The first characteristic was a determined ability to reduce any business to its core, central essence. The business model reduced, almost ad absurdum, to the very few things that mattered. Through that, they built confidence in knowing what was important and had a complete disinterest in the myriad other activities and ideas that were thrown at them in the boardroom. Many found them simplistic as a result. They were, but in a profound and highly thoughtful way. They could tune in and show the flaw in any plan because they went straight to these foundational dynamics and looked for appropriate focus and progress. Interestingly none of the three were micromanagers so they did not attempt to intervene and stop all the other stuff. It simply didn’t matter to them. They wanted you to know that they knew it didn’t matter. They expected you to adjust accordingly and focus on the core. They left you to figure it out. As a consequence, they were leaders that were simultaneously principled and pragmatic.
An important extension of this was the second characteristic. They were each deeply skeptical of difficulty. They would constantly see management teams try too many things and, worse, too many unrealistic things. Ideas that would cost more than they would deliver. Ideas that waste time and money. They didn’t like turnarounds and they didn’t like rebuilding business models. They wanted simple straight-forward focus on a scalable core idea. They knew that teams can get behind an idea like that and focus on getting consistently better at it. Churn frustrates progress. Difficulty is often at the expense of simpler, more impactful moves. A version of this philosophy was captured very neatly in Cynthia Montgomery’s book The Strategist where she talked of the myth of the super-manager. It is amazing how we all rush to sign up to incredibly difficult missions, over-looking business model realities, industry and competitive dynamics. We are all guilty.

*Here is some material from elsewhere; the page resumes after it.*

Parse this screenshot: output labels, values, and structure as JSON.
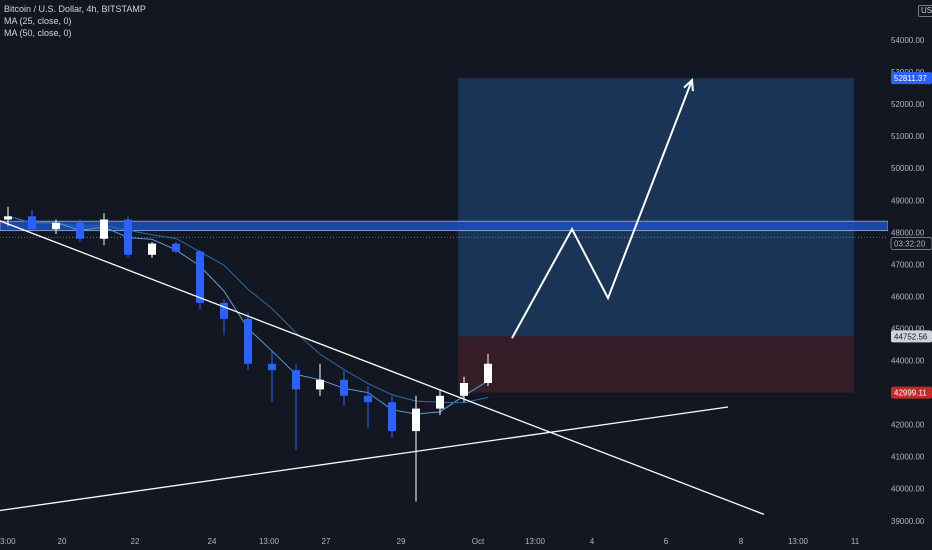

Finally, and perhaps least surprising, the 3 leaders matched their talent with incredible drive. Their motives underneath this drive were quite different. They were pursuing different endgames. Yet, in each case they were doing it because they wanted to. Viscerally. They had long passed the point of needing to do anything and yet the paths they each picked were time consuming, intense and unrelenting. They didn’t demand the same drive in others, the way that weaker leaders often make service and sacrifice the price of loyalty. We all have periods of overwork and prioritizing our career but it is very difficult to maintain an exceptional level of focus and drive for the long term. It has to be woven into every aspect of what you do and boundaries blur. It may not be a healthy or attractive model for many. Nonetheless, these three leaders were who they were because of their drive. They sustained that commitment over a very long period of time and as a result could each achieve extraordinary things.
It's a privilege to learn from the best. Three simple ideas. Boiling any business down to the real essence. Eschewing difficulty in favor of nurturing the core consistently and carefully. Applying a continuous determination for progress and making the next move forward.
A pretty profound formula. I was lucky to have the chance to learn from them.